Test Accuracy: 82.12%


## Save and Load model

In [23]:
torch.save(model.state_dict(), "lstm_imdb.pth")
print("Model saved successfully!")

# To load later:
# model.load_state_dict(torch.load("lstm_imdb.pth"))
# model.eval()

Model saved successfully!


## Predict on custom reviews

In [24]:
def predict_sentiment(model, text):
    model.eval()
    text = clean_text(text)
    encoded = pad_sequence(encode(text))
    tensor = torch.tensor(encoded).unsqueeze(0).to(device)
    
    with torch.no_grad():
        output = model(tensor)

        # Get probabilities using softmax [negative_prob, positive_prob]
        probability = torch.softmax(output, dim=1).cpu().numpy()[0].tolist()
        pred = "Positive" if probability[1] > 0.5 else "Negative"

    output = {"sentiment": pred, 
              "positive-probability": probability[1],
              "negative-probability": probability[0]}

    return output

In [25]:
# Try with your own input
sample_review = "The movie was absolutely wonderful, with great acting!"
print(predict_sentiment(model, sample_review))

{'sentiment': 'Positive', 'positive-probability': 0.9998984336853027, 'negative-probability': 0.00010152783943340182}


In [26]:
sample_review = "I really hate this movie.
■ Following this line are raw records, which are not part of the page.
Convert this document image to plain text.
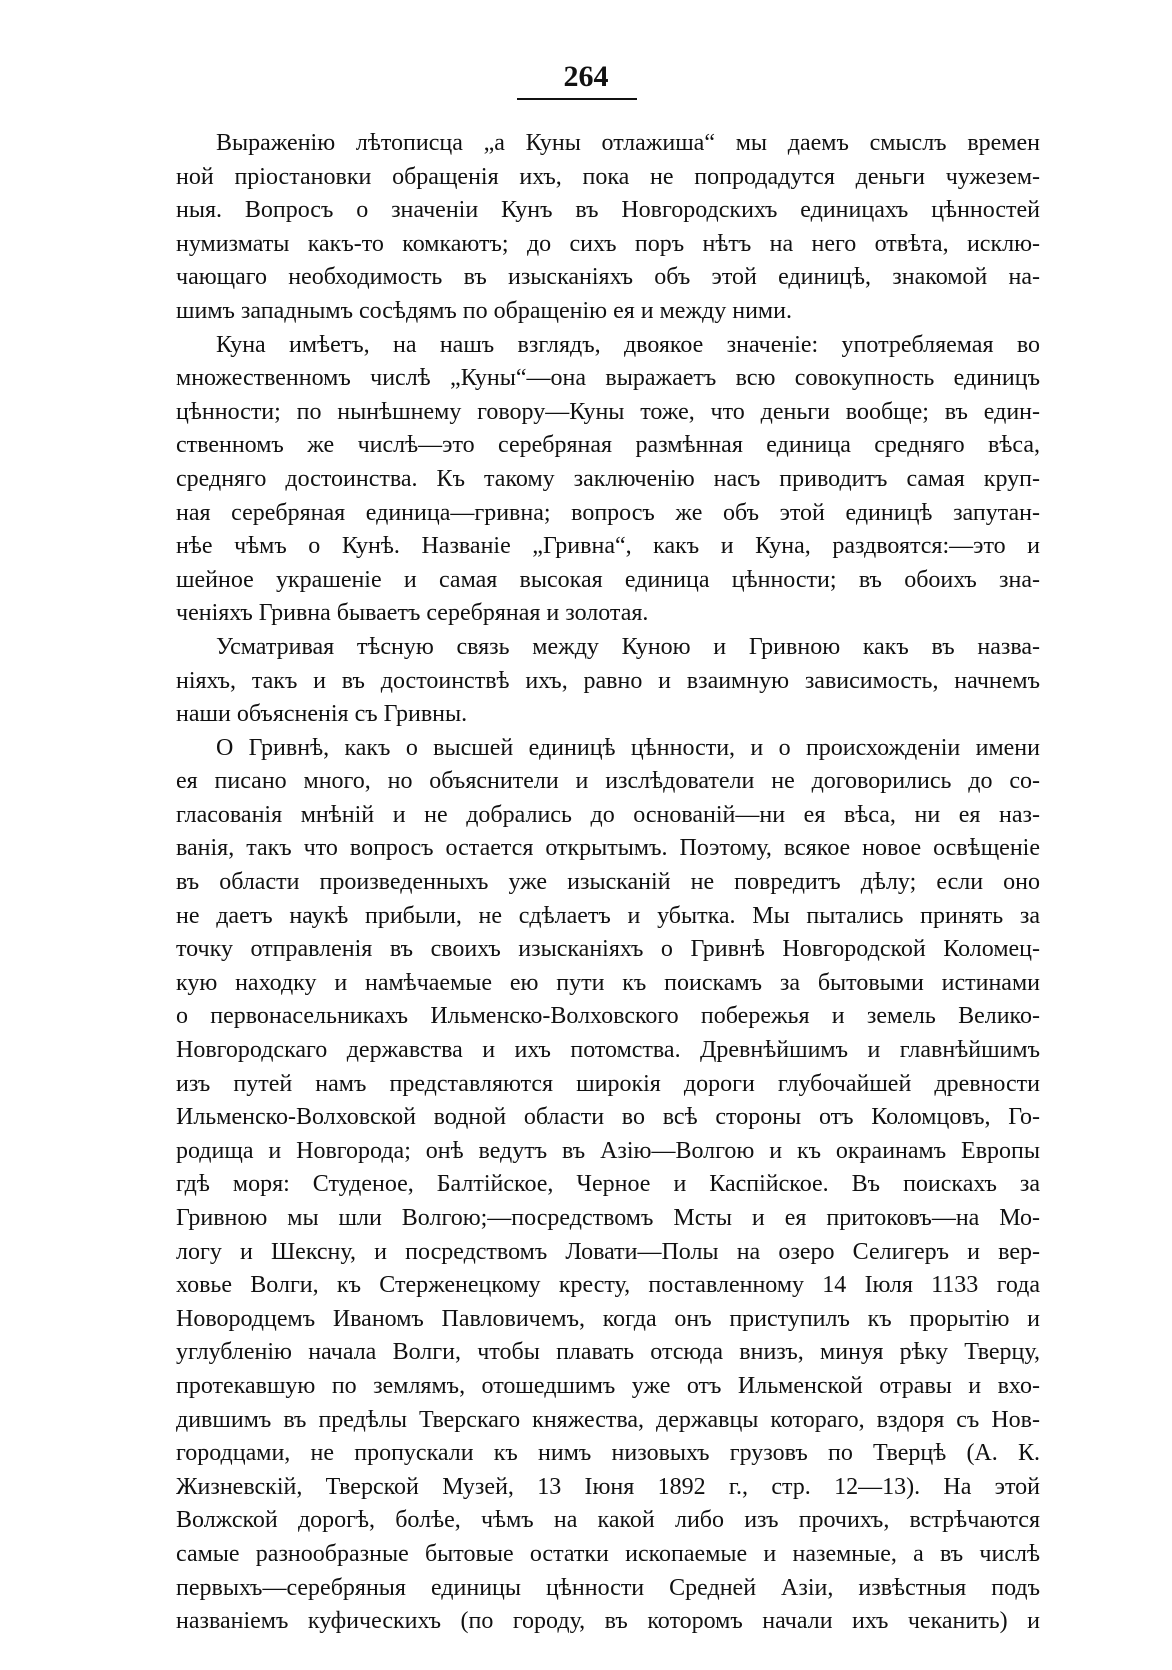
264
Выраженію лѣтописца „а Куны отлажиша“ мы даемъ смыслъ времен
ной пріостановки обращенія ихъ, пока не попродадутся деньги чужезем-
ныя. Вопросъ о значеніи Кунъ въ Новгородскихъ единицахъ цѣнностей
нумизматы какъ-то комкаютъ; до сихъ поръ нѣтъ на него отвѣта, исклю-
чающаго необходимость въ изысканіяхъ объ этой единицѣ, знакомой на-
шимъ западнымъ сосѣдямъ по обращенію ея и между ними.
Куна имѣетъ, на нашъ взглядъ, двоякое значеніе: употребляемая во
множественномъ числѣ „Куны“—она выражаетъ всю совокупность единицъ
цѣнности; по нынѣшнему говору—Куны тоже, что деньги вообще; въ един-
ственномъ же числѣ—это серебряная размѣнная единица средняго вѣса,
средняго достоинства. Къ такому заключенію насъ приводитъ самая круп-
ная серебряная единица—гривна; вопросъ же объ этой единицѣ запутан-
нѣе чѣмъ о Кунѣ. Названіе „Гривна“, какъ и Куна, раздвоятся:—это и
шейное украшеніе и самая высокая единица цѣнности; въ обоихъ зна-
ченіяхъ Гривна бываетъ серебряная и золотая.
Усматривая тѣсную связь между Куною и Гривною какъ въ назва-
ніяхъ, такъ и въ достоинствѣ ихъ, равно и взаимную зависимость, начнемъ
наши объясненія съ Гривны.
О Гривнѣ, какъ о высшей единицѣ цѣнности, и о происхожденіи имени
ея писано много, но объяснители и изслѣдователи не договорились до со-
гласованія мнѣній и не добрались до основаній—ни ея вѣса, ни ея наз-
ванія, такъ что вопросъ остается открытымъ. Поэтому, всякое новое освѣщеніе
въ области произведенныхъ уже изысканій не повредитъ дѣлу; если оно
не даетъ наукѣ прибыли, не сдѣлаетъ и убытка. Мы пытались принять за
точку отправленія въ своихъ изысканіяхъ о Гривнѣ Новгородской Коломец-
кую находку и намѣчаемые ею пути къ поискамъ за бытовыми истинами
о первонасельникахъ Ильменско-Волховского побережья и земель Велико-
Новгородскаго державства и ихъ потомства. Древнѣйшимъ и главнѣйшимъ
изъ путей намъ представляются широкія дороги глубочайшей древности
Ильменско-Волховской водной области во всѣ стороны отъ Коломцовъ, Го-
родища и Новгорода; онѣ ведутъ въ Азію—Волгою и къ окраинамъ Европы
гдѣ моря: Студеное, Балтійское, Черное и Каспійское. Въ поискахъ за
Гривною мы шли Волгою;—посредствомъ Мсты и ея притоковъ—на Мо-
логу и Шексну, и посредствомъ Ловати—Полы на озеро Селигеръ и вер-
ховье Волги, къ Стерженецкому кресту, поставленному 14 Іюля 1133 года
Новородцемъ Иваномъ Павловичемъ, когда онъ приступилъ къ прорытію и
углубленію начала Волги, чтобы плавать отсюда внизъ, минуя рѣку Тверцу,
протекавшую по землямъ, отошедшимъ уже отъ Ильменской отравы и вхо-
дившимъ въ предѣлы Тверскаго княжества, державцы котораго, вздоря съ Нов-
городцами, не пропускали къ нимъ низовыхъ грузовъ по Тверцѣ (А. К.
Жизневскій, Тверской Музей, 13 Іюня 1892 г., стр. 12—13). На этой
Волжской дорогѣ, болѣе, чѣмъ на какой либо изъ прочихъ, встрѣчаются
самые разнообразные бытовые остатки ископаемые и наземные, а въ числѣ
первыхъ—серебряныя единицы цѣнности Средней Азіи, извѣстныя подъ
названіемъ куфическихъ (по городу, въ которомъ начали ихъ чеканить) и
The acting is really bad and sucks!"

print(predict_sentiment(model, sample_review))

{'sentiment': 'Negative', 'positive-probability': 0.003941753879189491, 'negative-probability': 0.9960582256317139}


In [27]:
sample_review = "The movie was okay, not the best I've seen but not the worst either."

print(predict_sentiment(model, sample_review))

{'sentiment': 'Negative', 'positive-probability': 0.002007979666814208, 'negative-probability': 0.9979920387268066}